La chiesa ortodossa ha avuto una grande influenza sulla cucina russa, in quanto più della metà dei giorni all'anno erano giorni di digiuno stretto e non si potevano consumare alcune categorie di alimenti. Proprio per questo nella cucina tradizionale russa prevalgono pietanze con funghi, pesce, grano, ortaggi, frutti di bosco. Molte piatti magri tradizionali non hanno analogie nelle cucine di altri paesi: crauti (cavoli fermentati), cetrioli in salamoia, funghi porcini secchi.

Gli ortaggi venivano consumati non solo crudi, ma anche bolliti, cotti al vapore o alla brace, fermentati, preparati in salamoia e sott'aceto.

Il pesce si faceva al vapore, bollito, fritto, stufato, alla brace, farcito con diverse ripieni (per esempio, con polenta o funghi), oppure sotto sale, in gelatina, veniva mangiato anche salato, seccato al sole. Il caviale si preparava non solo sotto sale, ma anche bollito in aceto e latte di papavero.

La molteplicità di polente si basava su diverse varietà di colture cerealicole, coltivate in Russia. Inoltre, la granella di ogni tipo di cereale si usava sia intera che triturata in vari modi.

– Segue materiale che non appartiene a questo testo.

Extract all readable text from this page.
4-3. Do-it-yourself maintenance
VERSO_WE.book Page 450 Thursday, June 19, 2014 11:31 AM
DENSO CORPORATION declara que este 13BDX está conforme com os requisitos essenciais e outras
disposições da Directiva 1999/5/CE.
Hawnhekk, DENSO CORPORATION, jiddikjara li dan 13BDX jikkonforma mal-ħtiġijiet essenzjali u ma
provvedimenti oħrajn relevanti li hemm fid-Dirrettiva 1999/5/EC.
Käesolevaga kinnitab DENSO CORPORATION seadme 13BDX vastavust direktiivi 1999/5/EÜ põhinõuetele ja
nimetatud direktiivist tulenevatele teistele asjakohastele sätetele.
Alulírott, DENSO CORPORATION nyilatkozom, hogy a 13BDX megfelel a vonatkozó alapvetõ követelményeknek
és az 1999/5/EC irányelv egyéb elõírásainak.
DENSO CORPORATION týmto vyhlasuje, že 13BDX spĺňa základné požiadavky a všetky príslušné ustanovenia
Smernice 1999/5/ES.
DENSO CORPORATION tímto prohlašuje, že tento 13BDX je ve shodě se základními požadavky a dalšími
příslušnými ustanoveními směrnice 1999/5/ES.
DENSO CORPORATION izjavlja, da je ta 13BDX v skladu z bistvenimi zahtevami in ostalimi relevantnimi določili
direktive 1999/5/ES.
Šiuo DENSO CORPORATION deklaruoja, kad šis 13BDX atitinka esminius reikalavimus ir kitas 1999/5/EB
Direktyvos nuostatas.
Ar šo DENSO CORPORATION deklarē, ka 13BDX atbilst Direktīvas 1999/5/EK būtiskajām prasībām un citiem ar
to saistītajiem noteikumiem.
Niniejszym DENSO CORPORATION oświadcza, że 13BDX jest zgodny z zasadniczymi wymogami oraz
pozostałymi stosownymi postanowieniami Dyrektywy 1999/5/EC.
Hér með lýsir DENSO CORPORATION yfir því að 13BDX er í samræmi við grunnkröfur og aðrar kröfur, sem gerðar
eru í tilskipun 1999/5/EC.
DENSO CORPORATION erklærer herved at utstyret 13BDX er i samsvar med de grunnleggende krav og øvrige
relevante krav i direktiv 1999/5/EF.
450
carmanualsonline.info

All'estero la cucina russa fa venire in mente come prima cosa pietanze e alimenti come bliny (блины), caviale, pel'meni.

Una particolarità della cucina tradizionale sta nel fatto che la frittura come metodo di preparazione veniva utilizzata raramente. Quasi sempre il cibo veniva cucinato nel forno a legna, e quindi si usavano largamente i seguenti modi di cottura - bollitura, cottura alla brace o in cartoccio, cottura in umido.

Bevande di cucina russa
Le bevande tradizionali sono:

kvas - la bevanda naturale di pane (ha il gusto simile con la birra ma quasi senza alcool);
kisel' (кисель) - gelatina di frutta;
mors (морс) - bevanda che si ottiene dopo la cottura di alcuni frutti di bosco, di solito Ossicocco o mirtilli rossi.